Waiting for the Fourth Computer Revolution

The first computer revolution was world-shattering.

Within a decade and a half, computers went from expensive monstrosities commonly found deep in the bowels of large organizations to household appliances, as commonplace as refrigerators or televisions. Fortunes were made and lost. Multiple different companies started in nerds' garages and ended up multinational behemoths, still lumbering along today. The big winners were hardware companies making the computers, and software companies selling operating systems and applications to run on them.

The second computer revolution was almost as consequential.

Within a few years of desktop computers showing up on desks across the rich world, almost every one of those desktop computers got hooked into the same open-protocol network--the Internet. Once again, the economy was upended, and the winners claimed great piles of money. The primary beneficiaries were companies that figured out how to sell goods or services on the internet--even services that did not exist outside of the internet ecosystem itself, like search algorithms.

Having witnessed two overlapping computer revolutions, the world had big expectations for the third. And overall, it mostly delivered.

Within a few years, people's primary personal computing devices shrank, migrated into their pockets, and developed wireless internet connections that allowed them to access the full web from anywhere.

Once again, fortunes were made and lost. But this time, a much bigger slice of the spoils went to established players in the computer industry. Apple, born in the first revolution, and Google, a child of the second, positioned themselves as the incumbent heavyweights in the mobile phone market. Amazon cleaned up, as did Facebook and Netflix, but all three of them were already established players in the desktop internet market.

The players who came to prominence in the third revolutions--mobile-first companies like Lyft, Uber, and Airbnb--were floated into dominance by massive subsidies of investment cash, and it's still tough to figure out whether they've made much of a return on it. Uber, for example, has apparently never had a profitable year.

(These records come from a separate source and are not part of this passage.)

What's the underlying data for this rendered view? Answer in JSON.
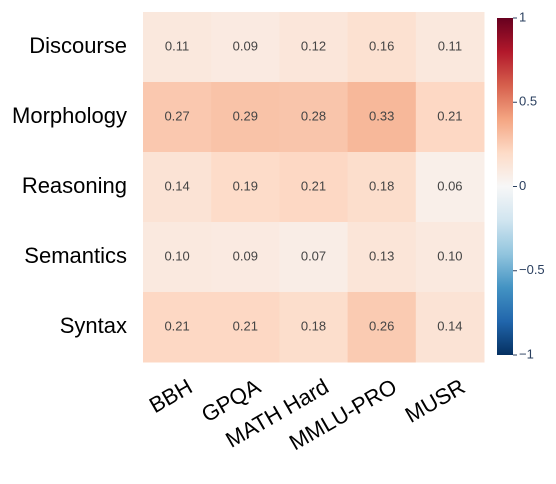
{
  "chart_data": {
    "type": "heatmap",
    "x": [
      "BBH",
      "GPQA",
      "MATH Hard",
      "MMLU-PRO",
      "MUSR"
    ],
    "y": [
      "Discourse",
      "Morphology",
      "Reasoning",
      "Semantics",
      "Syntax"
    ],
    "z": [
      [
        0.11,
        0.09,
        0.12,
        0.16,
        0.11
      ],
      [
        0.27,
        0.29,
        0.28,
        0.33,
        0.21
      ],
      [
        0.14,
        0.19,
        0.21,
        0.18,
        0.06
      ],
      [
        0.1,
        0.09,
        0.07,
        0.13,
        0.1
      ],
      [
        0.21,
        0.21,
        0.18,
        0.26,
        0.14
      ]
    ],
    "value_labels": [
      [
        "0.11",
        "0.09",
        "0.12",
        "0.16",
        "0.11"
      ],
      [
        "0.27",
        "0.29",
        "0.28",
        "0.33",
        "0.21"
      ],
      [
        "0.14",
        "0.19",
        "0.21",
        "0.18",
        "0.06"
      ],
      [
        "0.10",
        "0.09",
        "0.07",
        "0.13",
        "0.10"
      ],
      [
        "0.21",
        "0.21",
        "0.18",
        "0.26",
        "0.14"
      ]
    ],
    "zlim": [
      -1,
      1
    ],
    "zticks": [
      1,
      0.5,
      0,
      {
        "value": -0.5,
        "label": "−0.5"
      },
      {
        "value": -1,
        "label": "−1"
      }
    ],
    "colorscale": [
      "#053061",
      "#2166ac",
      "#4393c3",
      "#92c5de",
      "#d1e5f0",
      "#f7f7f7",
      "#fddbc7",
      "#f4a582",
      "#d6604d",
      "#b2182b",
      "#67001f"
    ]
  }
}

It's certainly tough to find a major player in the mobile-focused market which has found any kind of consistent financial success without relying on a bunch of outside investment backing.

This, maybe, suggests a broad observation about how each revolution has been the beneficiary of more investment and support from outside--the winners cleaned up so hard in the first two that our collective economy has a big interest in finding and backing winners in the upcoming shifts. Certainly the investment capital poured into third-revolution companies for a while, hoping to back winners who'd be able to pay off like Microsoft or Amazon paid off their early investors. But the ratio may have shifted--it's perhaps too early to say for sure, but mostly what this investment capital seems to have accomplished is, for example, letting a bunch of people in big cities take subsidized car rides at below market value while the rideshare behemoths battled it out for user share, marching onward in the blind faith that when market share is achieved, profits will surely follow.

So where's the fourth revolution, then? Lots of people are waiting eagerly. It's not like we haven't seen promising candidates -- cryptocurrencies, the "Internet of Things", the "metaverse", "AI". All sorts of money and effort has poured into these various boondoggles. What it all comes down to is that people are trying to spot upcoming revolutions by pattern matching, and get in ahead of the curve so they can make a bunch of money without having to work too hard for it.

It's been long enough though -- we should maybe prepare to consider the possibility that there won't be a fourth. Certainly none of the last few promising candidates have managed to make it out of the hype cycle, despite being showered in investment money and engineering effort from tech companies big and small.

What do we do if there's not a fourth revolution? This would require us to admit that computers and networking technology have stabilized and matured, much like many previous waves of technology have. With that in mind, we should expect that any further advances will be incremental and gradual, not revolutionary, and that shifts within the industry will happen at a slower speed. Obviously certain forms of technology can and will continue to improve, but others may not, and some of the improvements may look like the infinitesimal progress of an asymptotic equation getting close to its limit, instead of the high-speed progress of one just starting out.

This should also cause us to reconsider some even more basic assumptions. For the last few centuries, belief in scientific and technical progress has been an article of faith across much of humanity -- the idea that every day, we humans are adding ever more knowledge to our supply, and improving our tools and societies and collective well-being while doing so. And for a while, this faith seemed so obvious as to be unquestionable -- for example, it took 66 years from the first powered flight to put the first humans on the moon. But it has also been 51 years since the last humans set foot on the moon! Technologies mature, they stabilize, and sometimes they are even lost, usually when the society which created and maintains them loses the resource base or stability to keep them working. Whether and where we may be in such a cycle is a topic beyond the scope of this post, but I hope to examine it in more depth in the future.